This isn't as much a problem with Analytics as it is the pv resize feature which attempts to use the restic daemonset to determine the actual disk usage of the volumes. IIUC the failures are limited to using analytics for pv resize when migrating from older OCP releases (3.7, 3.9) and the pod comes into existence after the restic daemonset was started. restic uses a hostPath mount to peer into the volume and bind remount does not exist on these versions so if the application comes up after the daemonset it is oblivious to it. Possible solutions might include restarting the daeonset before running the analytic (I think this would be costly performance wise on large clusters) or creating a pod on the node to run the size check instead of using the restic daemonset so it always exists after the application.
Pranav/Jason, My suggestion is we do _not_ address this fix in code changes. We document this as a known issue of customers running a source cluster of 3.7/3.9, explain they could restart Restic or they could proceed without some functionality (assume won't be able to resize PVs, maybe some loss of progress, etc...we can explain in doc note). Does that sound reasonable?
John, That is reasonable. Assuming that the feature degrades gracefully and the users still have a way to manually mitigate the degradation, I wouldn't consider this as a blocker. I will take the responibility of documenting this in our upstream docs.

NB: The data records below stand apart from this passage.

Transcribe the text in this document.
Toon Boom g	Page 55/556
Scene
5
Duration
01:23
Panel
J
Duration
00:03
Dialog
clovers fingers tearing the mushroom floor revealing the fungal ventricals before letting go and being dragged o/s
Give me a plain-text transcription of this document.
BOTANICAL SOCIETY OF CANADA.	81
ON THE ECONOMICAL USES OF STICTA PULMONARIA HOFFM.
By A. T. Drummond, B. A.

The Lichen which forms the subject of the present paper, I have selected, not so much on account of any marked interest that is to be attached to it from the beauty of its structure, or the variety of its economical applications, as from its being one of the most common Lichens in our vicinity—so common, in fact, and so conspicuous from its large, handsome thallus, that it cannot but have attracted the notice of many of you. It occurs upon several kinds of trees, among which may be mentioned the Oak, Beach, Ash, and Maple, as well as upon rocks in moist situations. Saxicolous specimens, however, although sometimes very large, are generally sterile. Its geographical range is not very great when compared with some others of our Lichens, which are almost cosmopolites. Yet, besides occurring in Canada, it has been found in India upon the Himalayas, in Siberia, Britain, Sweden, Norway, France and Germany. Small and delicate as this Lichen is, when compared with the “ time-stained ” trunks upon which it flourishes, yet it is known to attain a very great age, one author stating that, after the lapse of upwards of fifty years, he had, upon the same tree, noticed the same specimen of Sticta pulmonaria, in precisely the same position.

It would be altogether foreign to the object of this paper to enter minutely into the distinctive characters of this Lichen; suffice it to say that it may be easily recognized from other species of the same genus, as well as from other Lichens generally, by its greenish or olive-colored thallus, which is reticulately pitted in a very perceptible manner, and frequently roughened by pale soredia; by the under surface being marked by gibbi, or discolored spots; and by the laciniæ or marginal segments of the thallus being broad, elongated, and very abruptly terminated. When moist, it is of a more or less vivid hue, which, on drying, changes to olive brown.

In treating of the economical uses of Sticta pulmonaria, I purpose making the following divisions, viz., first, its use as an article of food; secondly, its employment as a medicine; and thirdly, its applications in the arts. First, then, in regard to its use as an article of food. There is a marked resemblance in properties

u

In my previous comment, I forgot to note an important thing. When PV Resizing degrades gracefully (FailedRunningDF condition on MigAnalytic), it does _not_ block migrations from proceeding. The migrations still work. The only difference is that the migration cannot resize the volumes automatically in the target cluster based on usage of the volume because MigAnalytic failed to collect that information. If users do care about the PV resizing, they need to bounce the Restic pods once for resizing to happen automatically. If the users don't care about PV resizing, then they can simply proceed with PV resizing disabled.
Shifting this to a docs BZ so we can document upstream and get that info propagated downstream as you see fit, Avital. Pranav will follow with the details.
I can add this to the release notes > known issues for 1.4.6. Since you do not plan to address this with a code fix, I will add the bug and workaround to 1.5.0 release notes as well.
Update: I will put this in 1.5.0 release notes and not in 1.4.6 because PV resizing was introduced as a 1.5.0 feature and only appears in the documentation for that release.
Changes merged for OCP 4.8/MTC 1.5.0 RN
*** Bug 1982604 has been marked as a duplicate of this bug. ***